Cependant, telle la créature sur sa morbide table d’opération, la narration finit par se redresser avec l’ajout de nouveaux éléments plus concrets sur le pourquoi du comment, raccrochant un peu tard mais relativement efficacement le wagon d’une résolution ne sacrifiant pas au délirant tout en acquérant une certaine cohérence. C’est là aussi que l’on retrouve le cœur inspirant du film, avec le duo créature de Frankenstein / savant fou, pour une variation intéressante abordant le thème de la dictature de la beauté, avant un final gagnant en rythme et en hémoglobine.

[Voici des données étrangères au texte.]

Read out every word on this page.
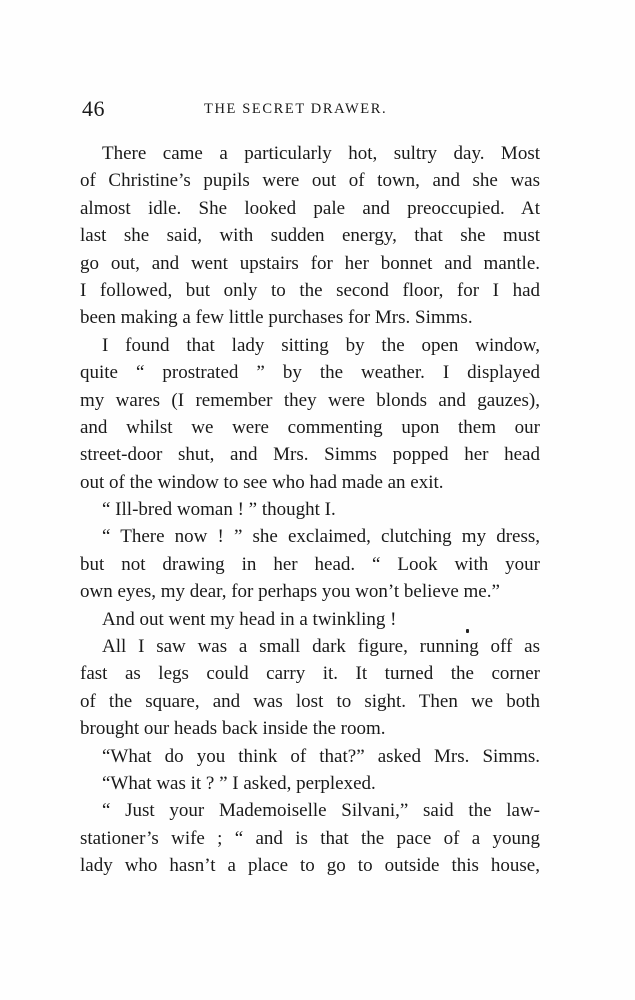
46	THE SECRET DRAWER.
There came a particularly hot, sultry day. Most
of Christine’s pupils were out of town, and she was
almost idle. She looked pale and preoccupied. At
last she said, with sudden energy, that she must
go out, and went upstairs for her bonnet and mantle.
I followed, but only to the second floor, for I had
been making a few little purchases for Mrs. Simms.
I found that lady sitting by the open window,
quite “ prostrated ” by the weather. I displayed
my wares (I remember they were blonds and gauzes),
and whilst we were commenting upon them our
street-door shut, and Mrs. Simms popped her head
out of the window to see who had made an exit.
“ Ill-bred woman ! ” thought I.
“ There now ! ” she exclaimed, clutching my dress,
but not drawing in her head. “ Look with your
own eyes, my dear, for perhaps you won’t believe me.”
And out went my head in a twinkling !
All I saw was a small dark figure, running off as
fast as legs could carry it. It turned the corner
of the square, and was lost to sight. Then we both
brought our heads back inside the room.
“What do you think of that?” asked Mrs. Simms.
“What was it ? ” I asked, perplexed.
“ Just your Mademoiselle Silvani,” said the law-
stationer’s wife ; “ and is that the pace of a young
lady who hasn’t a place to go to outside this house,
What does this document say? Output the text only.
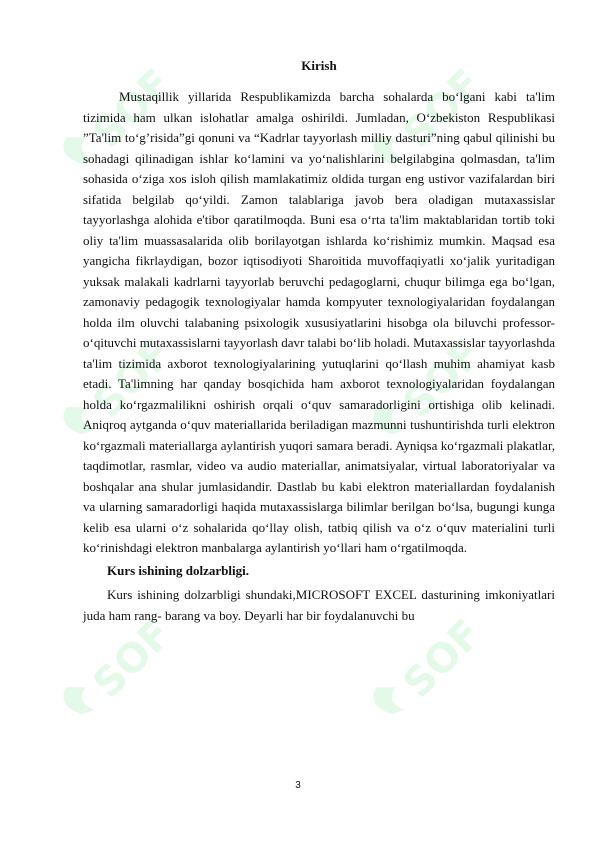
SOF	SOF
SOF	SOF
SOF	SOF
Kirish

Mustaqillik yillarida Respublikamizda barcha sohalarda bo‘lgani kabi ta'lim tizimida ham ulkan islohatlar amalga oshirildi. Jumladan, O‘zbekiston Respublikasi ”Ta'lim to‘g’risida”gi qonuni va “Kadrlar tayyorlash milliy dasturi”ning qabul qilinishi bu sohadagi qilinadigan ishlar ko‘lamini va yo‘nalishlarini belgilabgina qolmasdan, ta'lim sohasida o‘ziga xos isloh qilish mamlakatimiz oldida turgan eng ustivor vazifalardan biri sifatida belgilab qo‘yildi. Zamon talablariga javob bera oladigan mutaxassislar tayyorlashga alohida e'tibor qaratilmoqda. Buni esa o‘rta ta'lim maktablaridan tortib toki oliy ta'lim muassasalarida olib borilayotgan ishlarda ko‘rishimiz mumkin. Maqsad esa yangicha fikrlaydigan, bozor iqtisodiyoti Sharoitida muvoffaqiyatli xo‘jalik yuritadigan yuksak malakali kadrlarni tayyorlab beruvchi pedagoglarni, chuqur bilimga ega bo‘lgan, zamonaviy pedagogik texnologiyalar hamda kompyuter texnologiyalaridan foydalangan holda ilm oluvchi talabaning psixologik xususiyatlarini hisobga ola biluvchi professor-o‘qituvchi mutaxassislarni tayyorlash davr talabi bo‘lib holadi. Mutaxassislar tayyorlashda ta'lim tizimida axborot texnologiyalarining yutuqlarini qo‘llash muhim ahamiyat kasb etadi. Ta'limning har qanday bosqichida ham axborot texnologiyalaridan foydalangan holda ko‘rgazmalilikni oshirish orqali o‘quv samaradorligini ortishiga olib kelinadi. Aniqroq aytganda o‘quv materiallarida beriladigan mazmunni tushuntirishda turli elektron ko‘rgazmali materiallarga aylantirish yuqori samara beradi. Ayniqsa ko‘rgazmali plakatlar, taqdimotlar, rasmlar, video va audio materiallar, animatsiyalar, virtual laboratoriyalar va boshqalar ana shular jumlasidandir. Dastlab bu kabi elektron materiallardan foydalanish va ularning samaradorligi haqida mutaxassislarga bilimlar berilgan bo‘lsa, bugungi kunga kelib esa ularni o‘z sohalarida qo‘llay olish, tatbiq qilish va o‘z o‘quv materialini turli ko‘rinishdagi elektron manbalarga aylantirish yo‘llari ham o‘rgatilmoqda.

Kurs ishining dolzarbligi.

Kurs ishining dolzarbligi shundaki,MICROSOFT EXCEL dasturining imkoniyatlari juda ham rang- barang va boy. Deyarli har bir foydalanuvchi bu

3
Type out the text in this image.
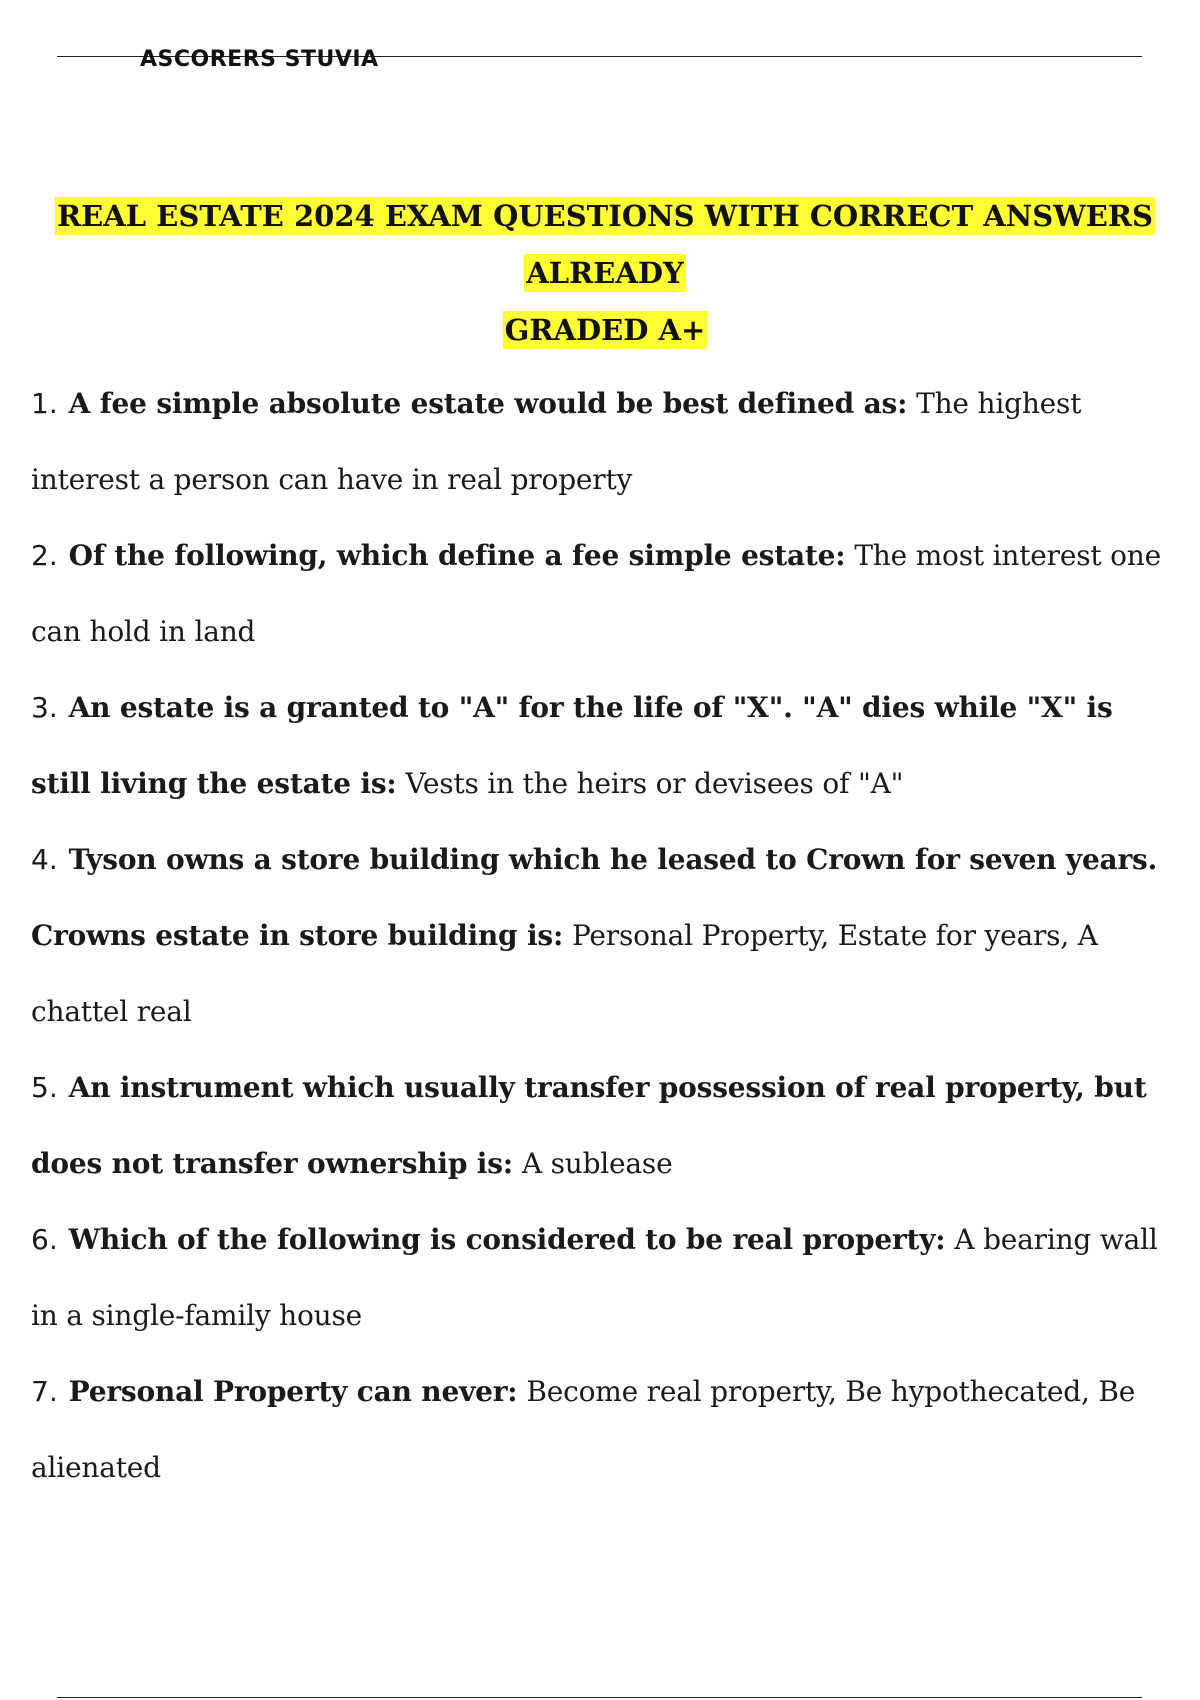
ASCORERS STUVIA
REAL ESTATE 2024 EXAM QUESTIONS WITH CORRECT ANSWERS ALREADY
GRADED A+
1. A fee simple absolute estate would be best defined as: The highest interest a person can have in real property
2. Of the following, which define a fee simple estate: The most interest one can hold in land
3. An estate is a granted to "A" for the life of "X". "A" dies while "X" is still living the estate is: Vests in the heirs or devisees of "A"
4. Tyson owns a store building which he leased to Crown for seven years. Crowns estate in store building is: Personal Property, Estate for years, A chattel real
5. An instrument which usually transfer possession of real property, but does not transfer ownership is: A sublease
6. Which of the following is considered to be real property: A bearing wall in a single-family house
7. Personal Property can never: Become real property, Be hypothecated, Be alienated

Si l’ensemble se révèle parsemé de défauts, l’effort demeure louable, et même efficace par moments. Patchwork hétéroclite lui-même, composé de « body parts » ne s’emboîtant pas parfaitement mais dénotant tout de même un certain talent, le film incite au final à retenir le nom de Tyler McIntyre, qui a manifestement de la ressource et des idées, et le tout sans prétention.

Audrey Jeamart

Posted by Nola Carveth 4 Comments

4 comments

  • Je prends bonne note de ce Patchwork, visiblement imparfait, mais qui marche dans le sillage et la continuité de toutes ces bisseries horrifiques égrillardes et sans prétention. Je suis preneur.

    • Scopophilia Scopophilia dit :

      L’absence de prétention le sauve, et il apporte sa touche au paysage, en dépit de ses petites erreurs de parcours. Hétéroclite mais pas déplaisant.

  • Roggy dit :

    Tu décris très bien « Patchwork » que j’ai aussi bien apprécié avec cette folie finalement maîtrisée qui évite le piège du ridicule.

    • Scopophilia Scopophilia dit :

      Merci Roggy, j’étais un peu déçue sur le coup, mais finalement oui, il se tient. Une démarche un peu étrange et des sutures manquant parfois de finesse, mais une créature appréciable, en définitive.